Is the conditional used correctly? I'm referring to a past event which, in this part of the story, hasn't occurred yet.

The context is Tom's first deep-sea diving lesson.

Even though the sea was calm and the sun was high in the sky, Tom was shaking with fear. If he had met some scary fish, he would immediately return to the surface. After taking a deep breath, he dived in the water.

---> Since he really met some scary fish (he saw a shark - it is told in the next paragraph of the story) the 3rd conditional can't be used. On the other hand, since the sentence refers to the past, NOT to the present or future, the 2nd conditional isn't correct.

That's why I used a mixed conditional but I'm not sure whether it is used correctly or not.

4 Answers 4


Your hypothetical "if he had met..." is a counterfactual.
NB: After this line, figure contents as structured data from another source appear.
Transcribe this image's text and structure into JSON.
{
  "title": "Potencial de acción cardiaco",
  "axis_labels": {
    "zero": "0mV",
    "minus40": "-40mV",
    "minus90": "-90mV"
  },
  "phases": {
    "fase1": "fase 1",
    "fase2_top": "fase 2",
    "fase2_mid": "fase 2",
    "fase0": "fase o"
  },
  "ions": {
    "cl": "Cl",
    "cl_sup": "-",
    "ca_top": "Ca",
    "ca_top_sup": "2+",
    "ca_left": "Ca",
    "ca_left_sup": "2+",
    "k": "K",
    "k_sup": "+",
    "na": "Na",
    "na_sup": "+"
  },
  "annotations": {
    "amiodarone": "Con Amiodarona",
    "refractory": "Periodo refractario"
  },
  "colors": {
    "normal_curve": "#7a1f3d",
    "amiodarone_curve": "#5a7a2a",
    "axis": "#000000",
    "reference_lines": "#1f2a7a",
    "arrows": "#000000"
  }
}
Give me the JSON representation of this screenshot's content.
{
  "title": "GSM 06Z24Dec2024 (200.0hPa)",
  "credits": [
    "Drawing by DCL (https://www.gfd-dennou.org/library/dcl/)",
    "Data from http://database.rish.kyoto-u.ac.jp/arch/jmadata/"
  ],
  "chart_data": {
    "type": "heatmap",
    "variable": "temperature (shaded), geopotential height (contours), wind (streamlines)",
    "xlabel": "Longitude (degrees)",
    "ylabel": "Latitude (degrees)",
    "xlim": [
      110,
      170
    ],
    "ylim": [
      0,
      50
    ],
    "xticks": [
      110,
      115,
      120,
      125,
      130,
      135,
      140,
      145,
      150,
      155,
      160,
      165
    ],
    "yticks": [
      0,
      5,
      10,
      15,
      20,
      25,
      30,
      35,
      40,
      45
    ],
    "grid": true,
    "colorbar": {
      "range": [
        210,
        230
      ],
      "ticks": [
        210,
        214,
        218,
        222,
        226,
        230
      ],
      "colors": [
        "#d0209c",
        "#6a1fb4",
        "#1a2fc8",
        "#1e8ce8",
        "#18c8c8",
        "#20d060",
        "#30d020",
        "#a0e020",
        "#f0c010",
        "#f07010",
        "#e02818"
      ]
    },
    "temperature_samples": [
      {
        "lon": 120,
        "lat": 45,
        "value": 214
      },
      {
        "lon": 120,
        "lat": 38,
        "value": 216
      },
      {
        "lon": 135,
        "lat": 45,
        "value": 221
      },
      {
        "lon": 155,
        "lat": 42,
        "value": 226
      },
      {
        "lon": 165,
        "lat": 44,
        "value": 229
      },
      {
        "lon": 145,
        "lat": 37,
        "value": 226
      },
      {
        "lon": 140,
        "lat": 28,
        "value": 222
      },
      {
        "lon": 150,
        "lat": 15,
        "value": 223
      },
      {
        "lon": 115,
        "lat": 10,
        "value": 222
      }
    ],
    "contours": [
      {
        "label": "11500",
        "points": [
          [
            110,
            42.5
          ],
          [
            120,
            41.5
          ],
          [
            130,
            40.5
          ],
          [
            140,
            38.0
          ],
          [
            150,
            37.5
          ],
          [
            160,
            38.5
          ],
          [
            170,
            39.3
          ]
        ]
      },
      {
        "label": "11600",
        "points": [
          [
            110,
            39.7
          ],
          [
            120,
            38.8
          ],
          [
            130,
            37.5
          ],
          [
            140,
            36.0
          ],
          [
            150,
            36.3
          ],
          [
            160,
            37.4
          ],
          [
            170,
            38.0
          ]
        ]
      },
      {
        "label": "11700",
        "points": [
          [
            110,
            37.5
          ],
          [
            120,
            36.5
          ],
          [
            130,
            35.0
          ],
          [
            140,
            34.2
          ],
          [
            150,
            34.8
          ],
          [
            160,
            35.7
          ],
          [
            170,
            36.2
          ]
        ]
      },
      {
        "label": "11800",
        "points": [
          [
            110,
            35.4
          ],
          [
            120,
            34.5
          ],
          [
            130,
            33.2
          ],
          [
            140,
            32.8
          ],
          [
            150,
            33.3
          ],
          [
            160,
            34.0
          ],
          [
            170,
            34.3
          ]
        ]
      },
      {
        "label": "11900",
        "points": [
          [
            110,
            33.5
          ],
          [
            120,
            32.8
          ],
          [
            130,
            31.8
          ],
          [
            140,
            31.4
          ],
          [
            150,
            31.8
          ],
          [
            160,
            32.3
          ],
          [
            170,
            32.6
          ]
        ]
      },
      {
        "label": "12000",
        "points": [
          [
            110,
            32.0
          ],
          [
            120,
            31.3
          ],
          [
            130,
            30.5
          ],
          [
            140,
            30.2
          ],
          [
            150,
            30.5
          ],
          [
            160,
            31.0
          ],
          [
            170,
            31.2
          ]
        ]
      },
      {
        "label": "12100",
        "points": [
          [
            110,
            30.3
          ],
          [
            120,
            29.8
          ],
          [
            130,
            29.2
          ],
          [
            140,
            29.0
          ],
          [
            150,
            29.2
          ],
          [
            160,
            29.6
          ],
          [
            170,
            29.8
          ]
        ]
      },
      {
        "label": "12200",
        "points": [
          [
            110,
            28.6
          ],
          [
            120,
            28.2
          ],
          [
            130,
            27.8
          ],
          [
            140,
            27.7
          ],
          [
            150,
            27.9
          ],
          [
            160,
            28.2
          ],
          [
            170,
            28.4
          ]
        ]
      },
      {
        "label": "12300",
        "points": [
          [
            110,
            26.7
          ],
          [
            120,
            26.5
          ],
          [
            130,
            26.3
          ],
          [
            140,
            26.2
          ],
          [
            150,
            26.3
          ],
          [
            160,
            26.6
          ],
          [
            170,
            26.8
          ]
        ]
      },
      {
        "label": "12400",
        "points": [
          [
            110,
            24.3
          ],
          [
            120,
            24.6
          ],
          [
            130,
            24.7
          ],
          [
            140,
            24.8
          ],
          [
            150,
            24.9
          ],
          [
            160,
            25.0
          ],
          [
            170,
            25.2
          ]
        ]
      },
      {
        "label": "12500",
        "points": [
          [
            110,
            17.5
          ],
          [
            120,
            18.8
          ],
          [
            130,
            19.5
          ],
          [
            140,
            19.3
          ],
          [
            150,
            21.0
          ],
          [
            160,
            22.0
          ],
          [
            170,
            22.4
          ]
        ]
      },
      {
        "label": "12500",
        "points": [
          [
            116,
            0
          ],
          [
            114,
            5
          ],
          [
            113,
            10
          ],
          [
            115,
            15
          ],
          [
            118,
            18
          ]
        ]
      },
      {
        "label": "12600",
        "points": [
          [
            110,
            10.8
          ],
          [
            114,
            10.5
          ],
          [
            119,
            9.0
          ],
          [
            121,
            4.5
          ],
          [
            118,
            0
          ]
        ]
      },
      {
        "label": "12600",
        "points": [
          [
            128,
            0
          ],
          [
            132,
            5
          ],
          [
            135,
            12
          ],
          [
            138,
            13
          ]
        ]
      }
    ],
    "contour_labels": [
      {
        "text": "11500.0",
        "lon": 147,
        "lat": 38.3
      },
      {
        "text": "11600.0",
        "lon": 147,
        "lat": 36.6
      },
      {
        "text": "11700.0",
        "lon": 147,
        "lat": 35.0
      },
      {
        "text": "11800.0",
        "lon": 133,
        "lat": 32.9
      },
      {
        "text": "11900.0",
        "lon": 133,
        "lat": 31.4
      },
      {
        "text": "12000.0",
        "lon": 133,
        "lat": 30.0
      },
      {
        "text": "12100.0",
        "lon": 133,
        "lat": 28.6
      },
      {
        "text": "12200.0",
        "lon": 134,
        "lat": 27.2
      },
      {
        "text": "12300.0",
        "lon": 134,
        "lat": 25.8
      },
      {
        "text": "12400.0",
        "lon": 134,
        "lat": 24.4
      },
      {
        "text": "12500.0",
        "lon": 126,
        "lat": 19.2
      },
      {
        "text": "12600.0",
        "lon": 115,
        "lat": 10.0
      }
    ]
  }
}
It means he didn't meet any scary fish.

You only need a simple hypothetical "If he met any scary fish, he would return..." You might also want to frame this hypothetical in his plans at the time of the narrative. You mean "He planned.." or "He'd been told..." or "He decided..."
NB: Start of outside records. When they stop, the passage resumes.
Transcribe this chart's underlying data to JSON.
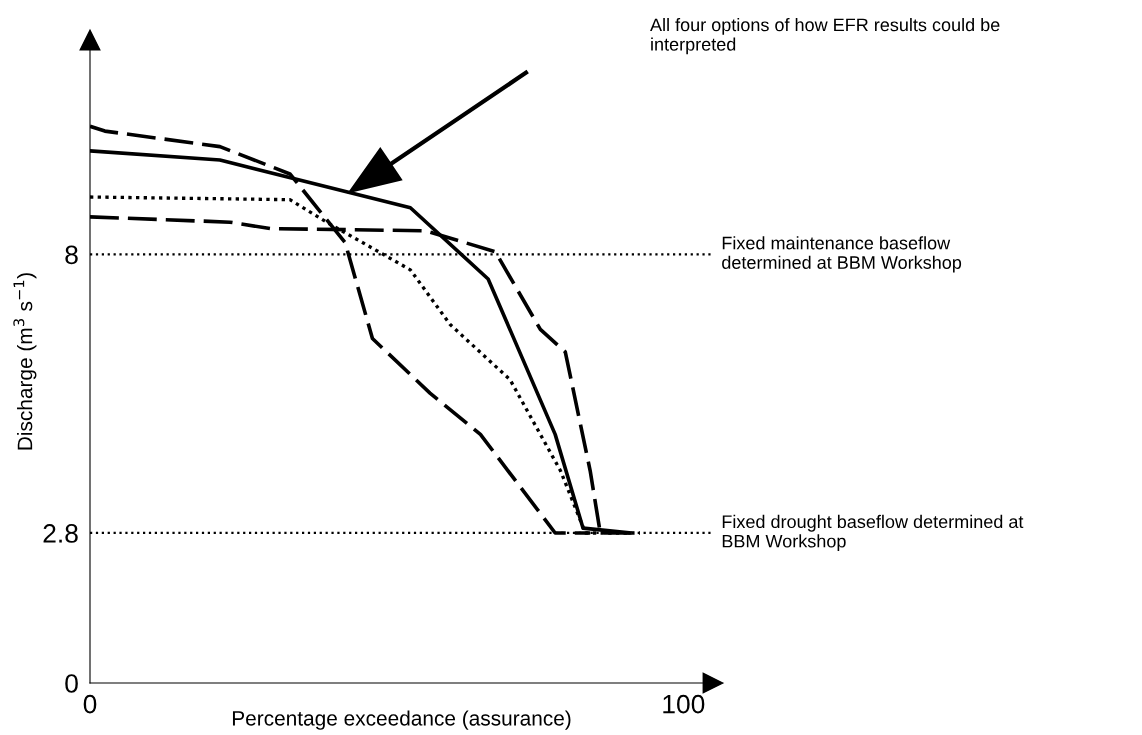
{
  "chart_data": {
    "type": "line",
    "xlabel": "Percentage exceedance (assurance)",
    "ylabel": "Discharge (m$^{3}$ s$^{−1}$)",
    "xlim": [
      0,
      105
    ],
    "ylim": [
      0,
      12
    ],
    "xticks": [
      0,
      100
    ],
    "yticks": [
      0,
      2.8,
      8
    ],
    "grid": false,
    "legend": false,
    "marker": "none",
    "series": [
      {
        "color": "#000000",
        "line_style": "solid",
        "x": [
          0,
          21.9,
          54,
          67.1,
          78.4,
          83.1,
          91
        ],
        "values": [
          9.93,
          9.76,
          8.87,
          7.54,
          4.64,
          2.89,
          2.8
        ]
      },
      {
        "color": "#000000",
        "line_style": "dashed",
        "x": [
          0,
          2.5,
          21.9,
          33.7,
          43,
          47.6,
          57.3,
          65.8,
          78.4,
          84.3
        ],
        "values": [
          10.39,
          10.3,
          10.01,
          9.5,
          8.22,
          6.43,
          5.41,
          4.64,
          2.8,
          2.8
        ]
      },
      {
        "color": "#000000",
        "line_style": "dotted",
        "x": [
          0,
          33.7,
          40.5,
          46.4,
          54,
          60.7,
          70.8,
          79.3,
          83.5,
          92.7
        ],
        "values": [
          9.07,
          9.02,
          8.56,
          8.19,
          7.71,
          6.69,
          5.66,
          3.96,
          2.8,
          2.8
        ]
      },
      {
        "color": "#000000",
        "line_style": "dashed",
        "x": [
          0,
          23.6,
          30.4,
          56.5,
          68.3,
          75.9,
          80.1,
          84.3,
          86,
          91
        ],
        "values": [
          8.7,
          8.6,
          8.48,
          8.44,
          8.05,
          6.6,
          6.18,
          3.96,
          2.8,
          2.8
        ]
      }
    ],
    "ref_lines": [
      {
        "axis": "y",
        "value": 8,
        "label": "Fixed maintenance baseflow\ndetermined at BBM Workshop",
        "color": "#000000",
        "line_style": "dotted"
      },
      {
        "axis": "y",
        "value": 2.8,
        "label": "Fixed drought baseflow determined at\nBBM Workshop",
        "color": "#000000",
        "line_style": "dotted"
      }
    ],
    "annotations": [
      "All four options of how EFR results could be\ninterpreted"
    ]
  }
}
He decided that if he met any scary fish, he would return to the surface immediately.


No, "had met" doesn't work. It's either the past of the past, or an unreal past, neither of which fit the situation since it's real, and the future of a past time.

So let's start with the words to describe Tom's intent in that moment:

If he meets any scary fish, he will immediately return to the surface.
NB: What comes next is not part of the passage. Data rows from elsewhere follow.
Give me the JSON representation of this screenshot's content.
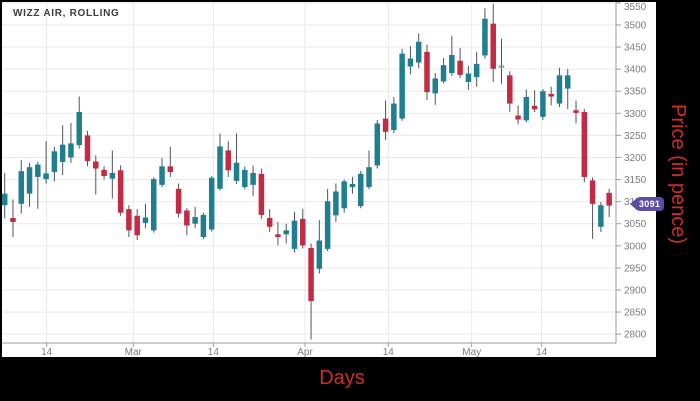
{
  "title": "WIZZ AIR, ROLLING",
  "xlabel": "Days",
  "ylabel": "Price (in pence)",
  "last_price_label": "3091",
  "colors": {
    "up": "#1f7f8e",
    "down": "#c32b45",
    "neutral": "#8f9194",
    "wick": "#50545a",
    "grid": "#e9e9e9",
    "axis": "#9b9b9b",
    "tick_text": "#7c7c7c",
    "title_text": "#3d3d3d",
    "axis_label_red": "#cb2f26",
    "badge": "#5a4fa4",
    "badge_text": "#ffffff",
    "plot_bg": "#ffffff",
    "frame": "#000000"
  },
  "chart_data": {
    "type": "candlestick",
    "title": "WIZZ AIR, ROLLING",
    "xlabel": "Days",
    "ylabel": "Price (in pence)",
    "ylim": [
      2776,
      3552
    ],
    "grid": true,
    "y_ticks": [
      3550,
      3500,
      3450,
      3400,
      3350,
      3300,
      3250,
      3200,
      3150,
      3100,
      3050,
      3000,
      2950,
      2900,
      2850,
      2800
    ],
    "x_ticks": [
      {
        "label": "14",
        "day": 5.07
      },
      {
        "label": "Mar",
        "day": 15.53
      },
      {
        "label": "14",
        "day": 25.2
      },
      {
        "label": "Apr",
        "day": 36.27
      },
      {
        "label": "14",
        "day": 46.33
      },
      {
        "label": "May",
        "day": 56.4
      },
      {
        "label": "14",
        "day": 64.85
      }
    ],
    "last_close": 3091,
    "candles_format": [
      "open",
      "high",
      "low",
      "close"
    ],
    "candles": [
      [
        3092,
        3165,
        3062,
        3118
      ],
      [
        3063,
        3105,
        3020,
        3054
      ],
      [
        3095,
        3194,
        3073,
        3169
      ],
      [
        3118,
        3188,
        3088,
        3178
      ],
      [
        3156,
        3190,
        3084,
        3184
      ],
      [
        3151,
        3237,
        3141,
        3164
      ],
      [
        3167,
        3224,
        3146,
        3214
      ],
      [
        3190,
        3273,
        3160,
        3229
      ],
      [
        3200,
        3278,
        3188,
        3232
      ],
      [
        3228,
        3338,
        3220,
        3303
      ],
      [
        3250,
        3260,
        3180,
        3192
      ],
      [
        3191,
        3205,
        3116,
        3175
      ],
      [
        3172,
        3180,
        3150,
        3158
      ],
      [
        3152,
        3216,
        3107,
        3165
      ],
      [
        3171,
        3182,
        3068,
        3075
      ],
      [
        3083,
        3092,
        3020,
        3035
      ],
      [
        3068,
        3083,
        3013,
        3024
      ],
      [
        3052,
        3095,
        3040,
        3064
      ],
      [
        3035,
        3155,
        3030,
        3151
      ],
      [
        3138,
        3199,
        3133,
        3180
      ],
      [
        3180,
        3224,
        3156,
        3167
      ],
      [
        3129,
        3141,
        3064,
        3073
      ],
      [
        3080,
        3085,
        3024,
        3046
      ],
      [
        3050,
        3088,
        3040,
        3065
      ],
      [
        3020,
        3075,
        3015,
        3070
      ],
      [
        3037,
        3158,
        3032,
        3154
      ],
      [
        3129,
        3254,
        3125,
        3225
      ],
      [
        3216,
        3237,
        3156,
        3171
      ],
      [
        3147,
        3255,
        3140,
        3188
      ],
      [
        3133,
        3180,
        3128,
        3172
      ],
      [
        3138,
        3182,
        3113,
        3165
      ],
      [
        3163,
        3175,
        3061,
        3070
      ],
      [
        3063,
        3083,
        3031,
        3043
      ],
      [
        3026,
        3054,
        3001,
        3020
      ],
      [
        3026,
        3050,
        3005,
        3035
      ],
      [
        2993,
        3077,
        2985,
        3057
      ],
      [
        3061,
        3084,
        2994,
        3001
      ],
      [
        2995,
        3005,
        2788,
        2875
      ],
      [
        2948,
        3058,
        2937,
        3012
      ],
      [
        2993,
        3129,
        2988,
        3101
      ],
      [
        3069,
        3141,
        3054,
        3123
      ],
      [
        3085,
        3150,
        3075,
        3146
      ],
      [
        3133,
        3156,
        3118,
        3140
      ],
      [
        3090,
        3170,
        3085,
        3163
      ],
      [
        3133,
        3216,
        3128,
        3178
      ],
      [
        3182,
        3285,
        3175,
        3277
      ],
      [
        3288,
        3329,
        3239,
        3258
      ],
      [
        3262,
        3337,
        3255,
        3322
      ],
      [
        3288,
        3446,
        3283,
        3435
      ],
      [
        3406,
        3452,
        3388,
        3424
      ],
      [
        3415,
        3481,
        3402,
        3462
      ],
      [
        3439,
        3455,
        3330,
        3348
      ],
      [
        3345,
        3391,
        3319,
        3379
      ],
      [
        3372,
        3425,
        3368,
        3409
      ],
      [
        3391,
        3475,
        3385,
        3432
      ],
      [
        3419,
        3448,
        3380,
        3387
      ],
      [
        3371,
        3408,
        3353,
        3390
      ],
      [
        3382,
        3439,
        3360,
        3412
      ],
      [
        3431,
        3538,
        3424,
        3514
      ],
      [
        3503,
        3548,
        3371,
        3401
      ],
      [
        3408,
        3469,
        3367,
        3408
      ],
      [
        3386,
        3395,
        3303,
        3322
      ],
      [
        3295,
        3318,
        3275,
        3286
      ],
      [
        3284,
        3354,
        3280,
        3337
      ],
      [
        3317,
        3352,
        3303,
        3309
      ],
      [
        3292,
        3355,
        3285,
        3350
      ],
      [
        3344,
        3360,
        3318,
        3338
      ],
      [
        3322,
        3403,
        3314,
        3386
      ],
      [
        3356,
        3400,
        3310,
        3386
      ],
      [
        3307,
        3329,
        3277,
        3301
      ],
      [
        3303,
        3310,
        3144,
        3156
      ],
      [
        3148,
        3155,
        3016,
        3095
      ],
      [
        3043,
        3099,
        3031,
        3092
      ],
      [
        3120,
        3129,
        3065,
        3091
      ]
    ]
  }
}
Since we're reporting what happened in the narrative past, we backshift these verbs just once:

If he met any scary fish, he would immediately return to the surface.

So that's a correct version.


Also, possibly subjunctive, ... though this seems not contemporary... "If he were to meet any scary fish..."


No, it’s not correct. Close, though. The second clause needs to be “would have,” rather than “would,” to match the tense, which sounds like past subjunctive to me but could also be present perfect subjunctive.

If you use the conditional in the first clause, the second clause is contingent on the same condition, and should also be in the conditional to match:

If he would meet some scary fish, he would return to the surface.

This makes sense if you’re describing his standard operating procedure or something like that. So, one context where this sounds natural and idiomatic to me is:

Every day, he used to dive into the lake. If he’d see some scary fish, he’d come right back up to the surface.

This describes an event that actually happened, on occasion, over a period of time in the past.

Another way to express a similar concept is with the subjunctive mood, indicating that this is a hypothetical or counterfactual situation.

In the previous example, if whoever we’re talking about had never met a scary fish, it would be a counterfactual clause in the past subjunctive, and the dependent clause would be a past conditional. (Observe that if [he] had never met is a present perfect subjunctive and would be is a present conditional. This is very similar to your example, but works for me while the other doesn’t, possibly because the other example sounds counterfactual, and this is not.)

If he had met any scary fish, he would have returned to the surface.

An example of a hypothetical situation with the future subjunctive (which is actually sarcastic):

I’ll be going diving soon. I promise, Mom: if I meet any scary fish, I will return to the surface immediately.

Note that the first example says “some scary fish” because it’s implied that there were some, and the second and third examples say “any scary fish,” because there either definitely were none or none are expected.